We realized that the option with git links was no longer suitable for us, but we didn’t want to go back to the huge build queue, so we had to think again how to save the build system from heavy loading. We decided to dig towards the public Bitbucket server API…
In the public API, we found methods that can return a list of pool requests for different parameters. Including the commit id. And since Teamcity cannot find out from the git links about the presence of a pool request for the received commit, it can find out using the public API of the Bitbucket server.
That is, it is necessary to implement the following process in Teamcity:
Teamcity has a Dependencies mechanism that allows you to create chains of configurations and customize the strategy of behavior of configurations in these chains. This means that we can create a configuration that will receive absolutely all changes from Bitbucket and finish successfully if a pull request for such a commit exists, and fail if there is no pull request for such a commit.
We call this configuration CheckPR. Configured VCS roots to receive all changes from Bitbucket:
And we added one Build step of the Command Line type with a bash script with a request to the Bitbucket API, which receives all the pull requests for this commit and checks if there is an open one:
<![CDATA[#!/bin/bash
pr=$(curl -u "login:password" https://your.hostname.ru/rest/api/1.0/projects/PROJECT/repos/repository/commits/%build.vcs.number%/pull-requests)
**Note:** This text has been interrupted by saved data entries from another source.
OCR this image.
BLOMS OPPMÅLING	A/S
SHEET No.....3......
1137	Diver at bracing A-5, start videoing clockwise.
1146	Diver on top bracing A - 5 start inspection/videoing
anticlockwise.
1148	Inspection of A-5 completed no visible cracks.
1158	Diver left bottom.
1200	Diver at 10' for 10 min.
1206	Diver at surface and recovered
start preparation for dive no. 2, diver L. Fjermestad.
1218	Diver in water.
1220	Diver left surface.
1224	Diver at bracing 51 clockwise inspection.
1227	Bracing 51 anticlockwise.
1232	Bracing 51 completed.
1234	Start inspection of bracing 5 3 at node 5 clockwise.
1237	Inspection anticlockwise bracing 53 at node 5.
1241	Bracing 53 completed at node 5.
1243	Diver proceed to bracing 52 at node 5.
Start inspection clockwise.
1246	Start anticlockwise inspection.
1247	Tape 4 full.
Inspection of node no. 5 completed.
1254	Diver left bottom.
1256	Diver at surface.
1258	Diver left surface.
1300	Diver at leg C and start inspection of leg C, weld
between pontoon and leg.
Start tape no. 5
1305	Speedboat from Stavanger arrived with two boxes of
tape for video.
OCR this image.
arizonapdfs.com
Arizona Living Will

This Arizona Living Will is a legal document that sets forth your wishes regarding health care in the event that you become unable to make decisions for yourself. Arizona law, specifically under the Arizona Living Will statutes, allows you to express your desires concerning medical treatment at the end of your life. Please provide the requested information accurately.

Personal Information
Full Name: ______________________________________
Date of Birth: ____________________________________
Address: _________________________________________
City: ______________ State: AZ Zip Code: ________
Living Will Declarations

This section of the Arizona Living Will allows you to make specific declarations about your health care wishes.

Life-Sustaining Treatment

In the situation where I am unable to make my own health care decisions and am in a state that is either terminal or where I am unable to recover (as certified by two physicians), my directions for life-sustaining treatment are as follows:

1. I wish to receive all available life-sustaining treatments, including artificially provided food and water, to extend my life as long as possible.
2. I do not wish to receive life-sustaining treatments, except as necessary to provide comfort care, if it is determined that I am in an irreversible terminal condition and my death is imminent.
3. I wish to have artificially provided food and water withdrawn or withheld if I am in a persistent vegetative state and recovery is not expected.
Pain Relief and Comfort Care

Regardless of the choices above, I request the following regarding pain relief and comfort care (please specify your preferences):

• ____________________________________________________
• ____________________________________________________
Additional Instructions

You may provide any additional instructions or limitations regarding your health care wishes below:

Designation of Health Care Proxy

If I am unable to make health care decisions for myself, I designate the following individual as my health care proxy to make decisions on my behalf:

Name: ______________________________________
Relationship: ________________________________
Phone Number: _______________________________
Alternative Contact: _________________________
if [[ $pr != *""state":"OPEN""* ]]; then
exit 1
fi]]>
It remains to configure the build configuration itself. We configure VCS roots and Trigger in the same way as at the beginning of the article, but add the setting of the Dependencies parameter:
We put a dependency on the CheckPR configuration and set the conditions for closing the configuration in case of an error in the CheckPR configuration. This will allow you to simply throw the configuration out of the queue and not start collecting it if there is no pull request for this commit. This is victory!
But you won’t believe …
Everything worked great, but not for all pool requests. Sometimes the Bitbucket API tricked us and said that there was no pull request for a commit, although there was one. Then we decided to change the approach using the same Bitbucket API.
Since the pool request really exists, we began to get a list of all pool requests and look for the commit in them, for which the launch of the Teamcity configuration worked. To do this, we simply changed the bash script in the Build Step of the CheckPR configuration:
#!/bin/bash
pr=$(curl -u "login:password" https://your.hostname.ru/rest/api/1.0/projects/PROJECT/repos/repository/pull-requests)
if [[ $pr != *""fromRef":{"id":"%teamcity.build.vcs.branch.TestVerification%","displayId":"%teamcity.build.branch%","latestCommit":"%build.vcs.number%""* ]]; then
exit 1
fi
This gave us a 100% result. Instead of building a project for each commit and spending 20-30 minutes of building an agent on building, we spend a maximum of 10 seconds to check if it is necessary to take these 20-30 minutes of building.